L’assiette du pauvre ne ressemble pas à l’assiette du riche. L’alimentation varie bien évidemment en fonction des individus et de leur pouvoir d’achat, elle permet, à l’instar d’autres produits de consommation, de discriminer les catégories sociales au sein d’une population. Les habitudes alimentaires ont d’ailleurs évolué au fil du temps en fonction des prix respectifs des produits et de leur plus ou moins grande disponibilité. Certains mets, jadis plutôt rares, sont devenus plus abondants, donc moins chers, donc consommés par de nouvelles couches de la population. L’agriculture industrielle est passée par là : les méthodes de production intensives, notamment dans le domaine de l’élevage, ont rendu certains produits très accessibles en abaissant considérablement les coûts et donc les prix de vente au consommateur. L’exemple du saumon est souvent cité. Mais un saumon industriel, élevé dans des parcs et nourri avec des granulés, n’est peut-être pas tout à fait un saumon sauvage. . . En matière d’alimentation, des prix bas sont rarement synonymes de qualité.
La malbouffe, qui peut être associée à l’agro-industrie, est un phénomène qui touche préférentiellement les plus défavorisés.
La consommation de viande qui a considérablement évolué, influencée par l’élevage concentrationnaire et par la grande distribution, peut aussi illustrer, notamment au travers de l’actualité récente, l’inégalité alimentaire entre les riches et les pauvres.

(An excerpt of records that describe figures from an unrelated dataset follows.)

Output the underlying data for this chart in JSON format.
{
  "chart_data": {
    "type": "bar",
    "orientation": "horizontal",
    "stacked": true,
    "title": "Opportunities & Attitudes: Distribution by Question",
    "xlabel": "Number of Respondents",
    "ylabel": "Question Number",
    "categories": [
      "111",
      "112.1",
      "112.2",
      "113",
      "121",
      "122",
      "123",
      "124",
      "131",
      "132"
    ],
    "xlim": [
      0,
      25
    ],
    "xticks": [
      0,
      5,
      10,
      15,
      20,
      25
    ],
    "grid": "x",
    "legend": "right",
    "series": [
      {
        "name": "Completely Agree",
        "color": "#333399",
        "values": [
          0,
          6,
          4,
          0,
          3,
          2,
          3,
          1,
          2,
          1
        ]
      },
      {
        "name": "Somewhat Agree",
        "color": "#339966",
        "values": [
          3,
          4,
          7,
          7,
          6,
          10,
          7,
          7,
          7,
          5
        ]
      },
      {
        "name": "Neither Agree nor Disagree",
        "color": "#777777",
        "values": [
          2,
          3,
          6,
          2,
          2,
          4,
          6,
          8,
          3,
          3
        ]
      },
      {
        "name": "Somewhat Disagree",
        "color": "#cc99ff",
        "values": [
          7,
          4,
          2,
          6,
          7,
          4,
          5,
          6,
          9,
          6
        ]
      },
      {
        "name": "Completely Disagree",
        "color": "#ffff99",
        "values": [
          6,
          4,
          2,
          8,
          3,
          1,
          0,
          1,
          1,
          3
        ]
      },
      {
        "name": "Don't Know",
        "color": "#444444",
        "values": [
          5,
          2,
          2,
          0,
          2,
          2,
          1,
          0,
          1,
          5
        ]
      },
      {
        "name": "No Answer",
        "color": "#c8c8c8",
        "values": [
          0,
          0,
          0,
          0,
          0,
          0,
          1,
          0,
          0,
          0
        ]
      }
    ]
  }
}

Jadis, la viande était plutôt réservée aux riches ; les riches mangeaient maigre uniquement le vendredi, les pauvres le faisaient pratiquement tous les jours de la semaine. Ce n’est plus le cas aujourd’hui : les pauvres mangent de la viande mais elle n’est pas achetée au même endroit et ce n’est pas exactement la même viande.
Quand il mange de la viande et il en mange de moins en moins, le riche ne mange pas n’importe quelle viande. Quand il s’agit de viande de boeuf, le riche mange de la viande dans le filet et il mange de la viande racée, tendre, naturellement persillée, comme ils disent à la télé, de préférence achetée dans une boucherie et non pas dans un supermarché. Pour l’achat de viande, le riche va faire ses courses chez son boucher car il préfère prendre conseil auprès d’un professionnel qui a l’habitude de sélectionner les viandes les plus goûteuses en provenance de races à viande réputées. Comme pour tout le reste, le riche consomme du label et si possible du bio. Au-dessus de l’étal de son boucher, le riche peut même, le cas échéant, apprécier la provenance de son steak en regardant la photo de la bête à viande dans son pré avant qu’elle ne soit transportée pour le dernier voyage. Le riche apprécie la viande avec juste ce qu’il faut de gras pour donner du goût ; du gras, il n’en faut pas trop, le surplus on le donne au chien.
Les industriels de la filière viande, réservent le gras aux fabricants d’aliments pour animaux mais aussi aux pauvres, un marché en pleine expansion. Le pauvre, c’est bien connu, préfère la nourriture grasse “qui tient au corps” ; le pauvre ne mange pas de filet, ni même de faux-filet, c’est plutôt du steak haché qu’il lui faut car le steak haché est bien mieux adapté aux “sans dents”. Quant à l’origine du steak, elle est souvent indéterminée ce qui est bien plus commode pour les industriels qui peuvent ainsi optimiser leurs approvisionnements.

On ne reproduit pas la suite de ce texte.